Westbrook Partners has told investors in its latest $2.5 billion fund that they can reduce their commitments by up to 10 percent – without penalty.
According to sources familiar with the matter, Westbrook founder and chief executive officer Paul Kazilionis decided to offer the deal to all LPs in the firm's latest vehicle, Westbrook Real Estate Fund 8, in a move to help ease potential investors' liquidity issues.
If some investors choose not to take the full reduction, others will be able to cut their commitments by more than 10 percent, the source added.

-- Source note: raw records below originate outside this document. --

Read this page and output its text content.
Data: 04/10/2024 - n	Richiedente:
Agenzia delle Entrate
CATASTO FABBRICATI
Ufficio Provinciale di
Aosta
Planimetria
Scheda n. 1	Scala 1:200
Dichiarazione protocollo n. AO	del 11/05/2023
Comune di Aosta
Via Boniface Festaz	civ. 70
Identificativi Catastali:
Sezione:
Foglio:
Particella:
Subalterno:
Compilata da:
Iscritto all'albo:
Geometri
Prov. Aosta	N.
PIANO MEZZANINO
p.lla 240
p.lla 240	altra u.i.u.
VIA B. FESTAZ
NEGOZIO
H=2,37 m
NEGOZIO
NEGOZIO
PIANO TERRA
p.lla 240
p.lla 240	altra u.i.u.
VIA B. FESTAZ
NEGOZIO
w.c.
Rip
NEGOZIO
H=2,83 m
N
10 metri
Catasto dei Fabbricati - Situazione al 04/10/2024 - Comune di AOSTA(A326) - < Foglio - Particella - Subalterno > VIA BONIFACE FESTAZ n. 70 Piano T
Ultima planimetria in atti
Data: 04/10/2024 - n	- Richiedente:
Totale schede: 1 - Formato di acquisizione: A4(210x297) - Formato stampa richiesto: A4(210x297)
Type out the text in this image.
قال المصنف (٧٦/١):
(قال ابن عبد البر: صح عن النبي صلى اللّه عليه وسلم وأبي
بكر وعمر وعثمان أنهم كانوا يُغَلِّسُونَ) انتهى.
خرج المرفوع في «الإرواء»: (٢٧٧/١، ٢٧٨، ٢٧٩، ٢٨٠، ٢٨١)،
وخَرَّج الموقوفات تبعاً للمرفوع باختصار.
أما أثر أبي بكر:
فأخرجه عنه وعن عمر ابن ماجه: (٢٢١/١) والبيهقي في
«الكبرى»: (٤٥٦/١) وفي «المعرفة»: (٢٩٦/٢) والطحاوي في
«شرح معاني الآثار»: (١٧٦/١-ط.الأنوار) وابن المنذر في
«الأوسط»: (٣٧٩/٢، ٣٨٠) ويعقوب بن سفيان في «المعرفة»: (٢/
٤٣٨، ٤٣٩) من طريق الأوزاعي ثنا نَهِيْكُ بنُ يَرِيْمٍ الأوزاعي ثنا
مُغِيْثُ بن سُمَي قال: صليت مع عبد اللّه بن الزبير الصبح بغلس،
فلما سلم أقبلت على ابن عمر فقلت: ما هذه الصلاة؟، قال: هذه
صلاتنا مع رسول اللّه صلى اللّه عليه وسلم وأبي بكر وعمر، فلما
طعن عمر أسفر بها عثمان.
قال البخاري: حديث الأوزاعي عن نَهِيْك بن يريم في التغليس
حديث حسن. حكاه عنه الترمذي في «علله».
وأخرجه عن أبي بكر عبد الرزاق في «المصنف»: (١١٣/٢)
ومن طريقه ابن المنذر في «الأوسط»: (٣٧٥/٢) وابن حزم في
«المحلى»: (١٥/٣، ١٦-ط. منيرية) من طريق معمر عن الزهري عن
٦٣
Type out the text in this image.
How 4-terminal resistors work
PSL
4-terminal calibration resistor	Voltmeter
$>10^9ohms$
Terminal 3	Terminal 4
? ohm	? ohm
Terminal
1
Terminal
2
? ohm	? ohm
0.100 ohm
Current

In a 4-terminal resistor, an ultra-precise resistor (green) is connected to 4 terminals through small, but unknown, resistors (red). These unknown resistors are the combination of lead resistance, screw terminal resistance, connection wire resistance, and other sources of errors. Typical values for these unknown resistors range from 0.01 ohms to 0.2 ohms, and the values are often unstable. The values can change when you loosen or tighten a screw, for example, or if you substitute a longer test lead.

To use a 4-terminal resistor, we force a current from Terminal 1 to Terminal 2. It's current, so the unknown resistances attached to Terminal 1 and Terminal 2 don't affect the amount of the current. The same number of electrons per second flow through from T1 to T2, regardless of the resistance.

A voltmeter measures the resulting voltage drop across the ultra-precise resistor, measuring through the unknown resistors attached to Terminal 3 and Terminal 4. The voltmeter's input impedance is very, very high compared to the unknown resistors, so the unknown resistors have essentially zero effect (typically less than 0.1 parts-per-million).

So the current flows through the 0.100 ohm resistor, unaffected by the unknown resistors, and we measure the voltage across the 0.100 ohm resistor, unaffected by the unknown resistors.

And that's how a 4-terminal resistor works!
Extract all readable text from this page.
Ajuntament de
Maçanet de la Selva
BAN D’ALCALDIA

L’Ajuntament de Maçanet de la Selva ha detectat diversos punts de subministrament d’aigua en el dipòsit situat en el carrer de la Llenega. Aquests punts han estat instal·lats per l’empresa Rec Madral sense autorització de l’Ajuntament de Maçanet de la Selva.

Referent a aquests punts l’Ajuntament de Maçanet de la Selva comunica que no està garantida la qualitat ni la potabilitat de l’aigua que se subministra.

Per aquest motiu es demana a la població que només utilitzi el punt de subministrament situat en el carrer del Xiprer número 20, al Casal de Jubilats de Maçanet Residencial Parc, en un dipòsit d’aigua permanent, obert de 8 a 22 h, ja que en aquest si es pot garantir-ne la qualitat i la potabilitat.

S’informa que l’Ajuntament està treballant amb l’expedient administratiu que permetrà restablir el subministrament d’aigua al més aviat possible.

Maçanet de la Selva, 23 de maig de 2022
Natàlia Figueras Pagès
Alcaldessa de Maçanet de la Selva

Westbrook declined to comment to PERE.
Westbrook last month hired Matthew Kenney, David Finkel, Zubin Irani, Andrew Gummer and Kunihiko Okumura as principals and managing principals to work from its New York, London and Tokyo offices, as it prepares to deploy around $3 billion in dry powder.
The New York-based firm is believed to have $800 million of equity remaining in its $1.65 billion Westbrook Real Estate Fund 7. Westbrook has yet to make any investments from Fund 8, with the firm making its last significant deal in August 2007.
Private equity firms, including TPG and Permira, have also allowed their LPs to shrink commitments to their funds in an effort to help cash-starved investors. TPG has reportedly allowed LPs to cut their commitments by as much as 10 percent, while Permira allowed its investors to cap at 60 percent their original commitment to the firm’s fourth buyout fund. Eighteen LPs took up Permira's offer, reducing the size of its €11.1 billion fund to €9.6 billion.